The girl looked into the fire and answered, “No,” and shook her head. “No–mother would be pleased, I think. She has always told me to be kind to you–to be respectful to you, sir. I’ve tried to be, sir?”
Her voice rose in a question. He answered by taking her arm and pleading, “Oh, come–won’t you let me take you home in my car, Lila–it’s getting late–won’t you, Lila?”
But the girl turned away; he let her arm drop. She answered, shaking her head:
“I think, sir, if you don’t mind–I’d rather walk.”
In another second she was gone. Her father leaned against the mantel and the dying coals warmed tears in his hungry, furtive eyes, and his face twitched for a moment before he turned, and walked with some show of pride to his grand car. Half an hour later he was driving homeward, looking neither to the right nor to the left, when his ear caught the word, “Lila,” in a girlish treble near him. He looked up to see a young miss–a Calvin young miss, in 449fact–running and waving her hands toward a group of boys and girls in their middle teens and late teens, trooping up the hill along the sidewalk. They were neighborhood children, and Lila seemed to be the center of the circle. He slowed down his car to watch them. Near Lila was Kenyon Adams, a tall, beautiful youth, fiddle box in hand, but still a boy even though he was twenty. Other boys played about the group and through it, but none was so striking as Kenyon, tall, lithe, with a beautifully poised head of crinkly chestnut hair, who strode gayly among the youths and maidens and yet was not quite of them. Even the Judge could see that Kenyon did not exactly belong–that he was rare and exotic. But as her father’s car crept unnoticed past the group, he could see that Lila belonged. She was in no way exotic among the Calvins and Kollanders and the Wrights, and the children of the neighbors in Elm Street. Lila’s clear, merry laugh–a laugh that rang like an old bell through Tom Van Dorn’s heart–rose above the adolescent din of the group and to the father seemed to be the dominant note in the hilarious cadenza of young life. It struck him that they were like fireflies, glowing and darting and disappearing and weaving about.

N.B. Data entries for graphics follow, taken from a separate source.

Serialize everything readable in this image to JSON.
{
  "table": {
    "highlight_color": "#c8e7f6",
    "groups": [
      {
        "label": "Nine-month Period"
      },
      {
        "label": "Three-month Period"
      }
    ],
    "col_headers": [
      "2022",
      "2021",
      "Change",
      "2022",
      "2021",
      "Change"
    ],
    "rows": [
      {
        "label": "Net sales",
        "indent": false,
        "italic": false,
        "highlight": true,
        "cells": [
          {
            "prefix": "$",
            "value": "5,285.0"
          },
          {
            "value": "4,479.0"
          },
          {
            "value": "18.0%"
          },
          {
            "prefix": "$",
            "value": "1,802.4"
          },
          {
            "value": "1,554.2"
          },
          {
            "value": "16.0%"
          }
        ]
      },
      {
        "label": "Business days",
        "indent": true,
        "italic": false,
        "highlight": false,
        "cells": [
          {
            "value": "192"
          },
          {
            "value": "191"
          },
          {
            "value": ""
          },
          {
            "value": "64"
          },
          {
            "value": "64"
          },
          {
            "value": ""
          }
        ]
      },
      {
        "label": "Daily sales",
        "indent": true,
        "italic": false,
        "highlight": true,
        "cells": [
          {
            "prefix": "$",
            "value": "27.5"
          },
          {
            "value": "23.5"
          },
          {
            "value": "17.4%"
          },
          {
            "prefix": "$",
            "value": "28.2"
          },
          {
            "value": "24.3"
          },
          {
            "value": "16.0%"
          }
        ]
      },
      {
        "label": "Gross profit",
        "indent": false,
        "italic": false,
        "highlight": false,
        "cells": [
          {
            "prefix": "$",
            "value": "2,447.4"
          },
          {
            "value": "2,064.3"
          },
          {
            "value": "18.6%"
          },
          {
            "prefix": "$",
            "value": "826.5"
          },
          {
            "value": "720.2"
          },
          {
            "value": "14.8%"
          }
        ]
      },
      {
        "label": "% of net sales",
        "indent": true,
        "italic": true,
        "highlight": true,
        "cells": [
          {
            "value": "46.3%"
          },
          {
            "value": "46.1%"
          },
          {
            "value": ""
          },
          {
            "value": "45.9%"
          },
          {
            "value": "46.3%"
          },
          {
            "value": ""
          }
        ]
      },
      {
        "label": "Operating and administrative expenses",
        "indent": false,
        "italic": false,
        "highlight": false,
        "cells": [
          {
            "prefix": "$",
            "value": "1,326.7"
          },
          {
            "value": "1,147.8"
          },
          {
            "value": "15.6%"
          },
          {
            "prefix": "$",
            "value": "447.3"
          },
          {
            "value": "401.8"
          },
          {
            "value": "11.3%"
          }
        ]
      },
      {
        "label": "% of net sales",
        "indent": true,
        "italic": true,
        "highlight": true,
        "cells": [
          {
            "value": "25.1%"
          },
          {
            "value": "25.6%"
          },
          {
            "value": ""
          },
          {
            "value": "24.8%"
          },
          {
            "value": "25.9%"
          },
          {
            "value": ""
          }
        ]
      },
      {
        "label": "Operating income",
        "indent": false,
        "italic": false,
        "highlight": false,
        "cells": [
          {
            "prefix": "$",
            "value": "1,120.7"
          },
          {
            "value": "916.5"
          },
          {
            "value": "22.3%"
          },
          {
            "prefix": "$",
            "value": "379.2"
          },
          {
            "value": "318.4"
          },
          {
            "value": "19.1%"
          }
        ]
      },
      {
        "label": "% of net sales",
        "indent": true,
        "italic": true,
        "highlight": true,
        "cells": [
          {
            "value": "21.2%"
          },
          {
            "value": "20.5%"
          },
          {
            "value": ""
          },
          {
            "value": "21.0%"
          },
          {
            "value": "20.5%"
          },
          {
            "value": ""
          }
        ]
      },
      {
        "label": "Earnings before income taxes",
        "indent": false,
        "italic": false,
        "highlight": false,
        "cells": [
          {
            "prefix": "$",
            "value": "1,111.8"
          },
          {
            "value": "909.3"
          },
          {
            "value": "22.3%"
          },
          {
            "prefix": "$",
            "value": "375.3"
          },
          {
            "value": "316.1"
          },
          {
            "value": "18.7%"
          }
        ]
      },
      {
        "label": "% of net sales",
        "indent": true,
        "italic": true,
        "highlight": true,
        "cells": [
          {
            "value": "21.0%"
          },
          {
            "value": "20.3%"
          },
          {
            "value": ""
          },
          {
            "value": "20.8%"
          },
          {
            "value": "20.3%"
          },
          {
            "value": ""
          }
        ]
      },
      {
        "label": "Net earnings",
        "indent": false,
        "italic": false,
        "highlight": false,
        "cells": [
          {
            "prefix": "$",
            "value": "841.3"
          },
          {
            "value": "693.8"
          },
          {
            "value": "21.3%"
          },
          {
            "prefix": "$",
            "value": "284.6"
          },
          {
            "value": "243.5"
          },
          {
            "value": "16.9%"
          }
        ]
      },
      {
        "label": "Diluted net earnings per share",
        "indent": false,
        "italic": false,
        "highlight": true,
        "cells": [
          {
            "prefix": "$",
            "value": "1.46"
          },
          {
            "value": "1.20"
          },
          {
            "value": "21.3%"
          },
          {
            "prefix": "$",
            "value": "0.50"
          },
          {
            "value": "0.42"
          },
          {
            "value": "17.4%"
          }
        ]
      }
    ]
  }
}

And fireflies indeed they were. For in them the fires of life were just beginning to sparkle. Slowly the great bat of a car moved up past them, then darted around the block like the blind creature that it was, and whirling its awkward circle came swooping up again to the glowing, animated stars that held him in a deadly fascination. For those twinkling, human stars playing like fireflies in exquisite joy at the first faint kindling in their hearts of the fires that flame forever in the torch of life, might well have held in their spell a stronger man than Thomas Van Dorn. For the first evanescent fires of youth are the most sacred fires in the world. And well might the great, black bat of a car circle again and again and even again around and come always back to the beautiful light.
But Thomas Van Dorn came back not happily but in sad unrest. It was as though the black bat carried captive on its back a weary pilgrim from the Primrose Hunt, jaded and spent and dour, who saw in the sacred fires what he had 450cast away, what he had deemed worthless and of a sudden had seen in its true beauty and in its real value. Once again as the fireflies played their ceaseless game with the ever flickering glow of youth shining through eyes and cheeks from their hearts, the great bat carrying its captive swooped around them–and then out into the darkness of his own charred world.
But the fireflies in the gay spring twilight kept darting and criss-crossing and frolicking up the walk. One by one, each swiftly or lazily disappeared from the maze, and at last only two, Kenyon and Lila, went weaving up the lawn toward the steps of the Nesbit house.
It had been one of those warm days when spring is just coming into the world. All day the boy had been roaming the wide prairies. The voices of the wind in the brown grass and in the bare trees by the creek had found their way into his soul. A curious soul it was–the soul of a poet, the soul of one who felt infinitely more than he knew–the soul of a man in the body of a callow youth.
As he and Lila walked up the hill, all the dreams that had swept across him out in the fields came to him. They sat on the south steps of the Nesbit house watching the spring that was trying to blossom in the pink and golden sunset. The girl was beginning to look at the world through new, strange eyes, and out on the hills that day the boy also had felt the thrill of a new heaven and a new earth.